South American wines have grown increasingly fashionable in the last few years, and no varietal has taken greater hold than Argentina’s signature grape, Malbec, a spicy and robust varietal traditionally used in Bordeaux blends.

According to Nielsen scan data, in the four weeks leading up to March 7, 2009, wines from Argentina, like Malbec, grew 52 percent in dollar value over the same period last year. Additionally, in 2008, Argentina posted the most growth in dollar sales in the U.S. – perhaps in part due to the growth of Malbec.

Andrew Stover, sommelier and director of wine marketing at Washington, D.C.’s OYA Restaurant & Lounge and SEI Restaurant, reports that guests still can’t get enough of this grape.
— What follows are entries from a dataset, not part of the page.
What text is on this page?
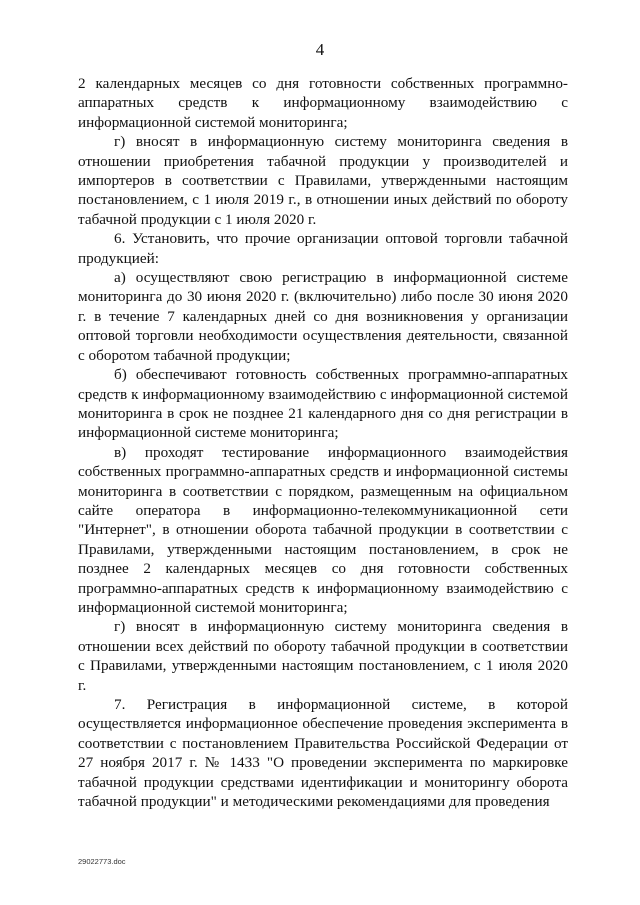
4

2 календарных месяцев со дня готовности собственных программно-аппаратных средств к информационному взаимодействию с информационной системой мониторинга;

г) вносят в информационную систему мониторинга сведения в отношении приобретения табачной продукции у производителей и импортеров в соответствии с Правилами, утвержденными настоящим постановлением, с 1 июля 2019 г., в отношении иных действий по обороту табачной продукции с 1 июля 2020 г.

6. Установить, что прочие организации оптовой торговли табачной продукцией:

а) осуществляют свою регистрацию в информационной системе мониторинга до 30 июня 2020 г. (включительно) либо после 30 июня 2020 г. в течение 7 календарных дней со дня возникновения у организации оптовой торговли необходимости осуществления деятельности, связанной с оборотом табачной продукции;

б) обеспечивают готовность собственных программно-аппаратных средств к информационному взаимодействию с информационной системой мониторинга в срок не позднее 21 календарного дня со дня регистрации в информационной системе мониторинга;

в) проходят тестирование информационного взаимодействия собственных программно-аппаратных средств и информационной системы мониторинга в соответствии с порядком, размещенным на официальном сайте оператора в информационно-телекоммуникационной сети "Интернет", в отношении оборота табачной продукции в соответствии с Правилами, утвержденными настоящим постановлением, в срок не позднее 2 календарных месяцев со дня готовности собственных программно-аппаратных средств к информационному взаимодействию с информационной системой мониторинга;

г) вносят в информационную систему мониторинга сведения в отношении всех действий по обороту табачной продукции в соответствии с Правилами, утвержденными настоящим постановлением, с 1 июля 2020 г.

7. Регистрация в информационной системе, в которой осуществляется информационное обеспечение проведения эксперимента в соответствии с постановлением Правительства Российской Федерации от 27 ноября 2017 г. № 1433 "О проведении эксперимента по маркировке табачной продукции средствами идентификации и мониторингу оборота табачной продукции" и методическими рекомендациями для проведения

29022773.doc
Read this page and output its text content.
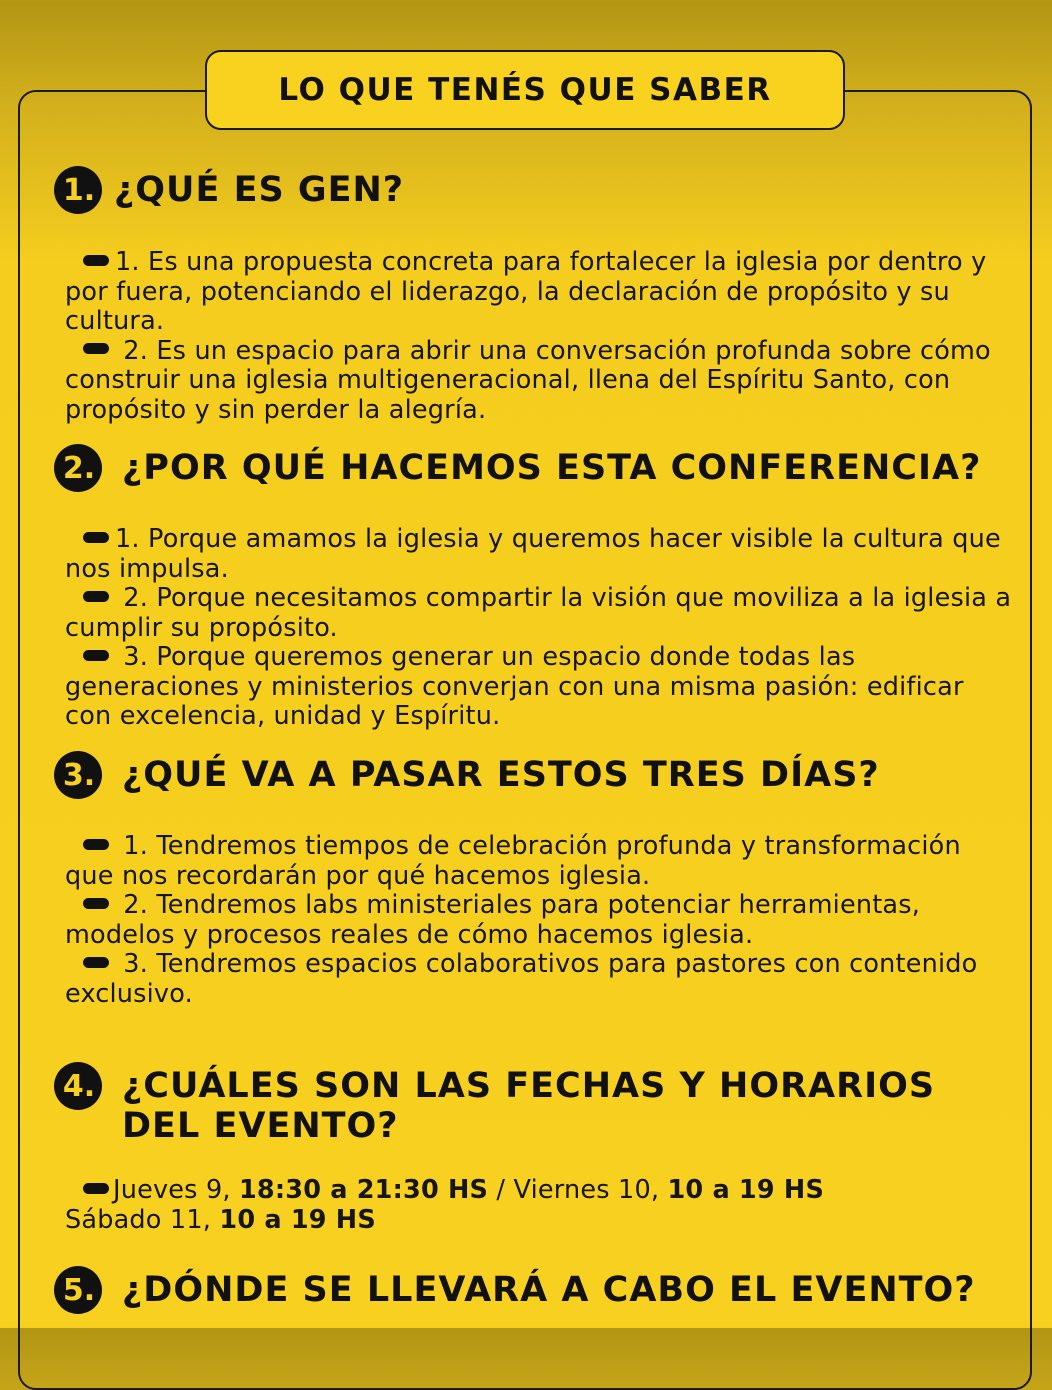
LO QUE TENÉS QUE SABER
1. ¿QUÉ ES GEN?
1. Es una propuesta concreta para fortalecer la iglesia por dentro y por fuera, potenciando el liderazgo, la declaración de propósito y su cultura.
2. Es un espacio para abrir una conversación profunda sobre cómo construir una iglesia multigeneracional, llena del Espíritu Santo, con propósito y sin perder la alegría.
2. ¿POR QUÉ HACEMOS ESTA CONFERENCIA?
1. Porque amamos la iglesia y queremos hacer visible la cultura que nos impulsa.
2. Porque necesitamos compartir la visión que moviliza a la iglesia a cumplir su propósito.
3. Porque queremos generar un espacio donde todas las generaciones y ministerios converjan con una misma pasión: edificar con excelencia, unidad y Espíritu.
3. ¿QUÉ VA A PASAR ESTOS TRES DÍAS?
1. Tendremos tiempos de celebración profunda y transformación que nos recordarán por qué hacemos iglesia.
2. Tendremos labs ministeriales para potenciar herramientas, modelos y procesos reales de cómo hacemos iglesia.
3. Tendremos espacios colaborativos para pastores con contenido exclusivo.
4. ¿CUÁLES SON LAS FECHAS Y HORARIOS
DEL EVENTO?
Jueves 9, 18:30 a 21:30 HS / Viernes 10, 10 a 19 HS
Sábado 11, 10 a 19 HS
5. ¿DÓNDE SE LLEVARÁ A CABO EL EVENTO?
He believes diners gravitate towards Argentinean Malbec because of its similarity to Merlot or Cabernet, although he considers Malbec to be more food-friendly.

“Malbec is the new Merlot,” proclaims Haley Guild, wine director at Bacar in San Francisco, where at any given time the 1,200-bottle wine list includes a handful of high-end Malbec bottles. Stover favors producers Andeluna and Urban Uco by O’Fournier, which “offer loads of dark fruit notes yet have an elegance that some Argentine Malbecs are lacking.” He pairs these Malbecs with lamb or grilled pork dishes, while partnering more extracted bottles with red meat.

Operators joining the trend and offering Malbec, along with other popular varietals, furnish their lists with a contemporary vibe. Plus, pouring them by the glass or in even smaller amounts sparks confidence in guest experimentation, while increasing operators’ sales.